Unfortunally, 2048bit keys come at the cost of a longer key
generation process. This may take a couple of minutes.
If thats too much for you, you are free to change your default
DH params len to 1892 or whatever your level of secrecy

Thursday, May 7, 2015

opmsg trickery

Given the recent crypto discussion, mass surveillance and
cyber jokes in general, I uploaded a new project to my github.
It was about time.

I wonder whether our gov is equally toast/bad in other fields,
or if I just get pointed to it because I have some background
in this field and am blind to all the other failures where
I am missing the knowledge. (SIGILL//NOPORN)

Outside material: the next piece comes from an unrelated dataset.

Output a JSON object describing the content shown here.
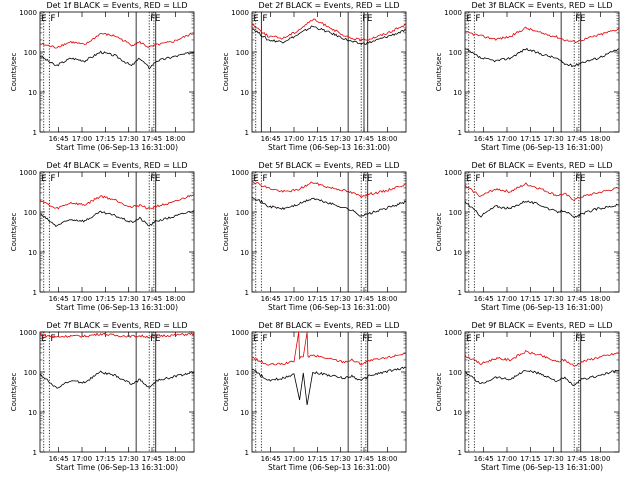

The first review round is over and it seems like opmsg
concept found some friends. I got some recommendations
which were incorporated in the git. Thats new:

- fixing insufficient hashing of persona key to
  detect tampering of RSA keys during transit/import
  (RSA's e value was simply not part of the hash and it now is)
- removing OFB cipher modes in favor of CTR and GCM modes (AES)
- adding option to allow linking of personas (see README)
- adding cygwin support

It is incredibly hard to review your own code; so thanks to
myself. While I buy the OFB arguments, I am not sure if its
a benefit to add ECC support for personas. ECC is mostly based
on curves with parameters chosen by NIST. The same NIST that is
suspected of putting backdoors in crypto standards
(slides), even more in standards that use ECC to generate
randomness! Knowing this, why should I trust any parameters 
chosen by them? You can argue that suite-B, the NSA approved 
standards for protecting US gov infra, is unlikely to contain 
backdoors for themself and that this would be a tough bluff
to do so just to read Putin's email. But given the additional
implementation cost (maybe I should crowdfund it?) for
little benefit or even "badfit" this seems not worth the effort.

Thursday, April 23, 2015

C++11 bailout trickery

Is someone C++11 guru enough to make a statement whether
the following C++11 code is correct? In particular on
whats happening on line 24, as the lambda should not
harvest the memory structures (scope?).
To me, everything looks OK. If thats the case, it would ease
a lot of cleanup routines on error returns from functions.
Please leave a comment.

Sample C++ code

Wednesday, March 25, 2015

troubleshooter trickery

Demo of SELinux disable on a Fedora 21 default desktop. A full writeup can be found here.

Thursday, January 8, 2015

U2F trickery

In the last post I promised to stop threat analyzing. So here
is some dev again which I already started developing back
in 2014 and where I finally found some time to finish.
Its a small U2F stack with the APDU framing code based
on Googles U2F reference code. After reviewing a lot of other
U2F code (sigh!), I found this reference code comprehensive enough to be usable for myself and for PAM code.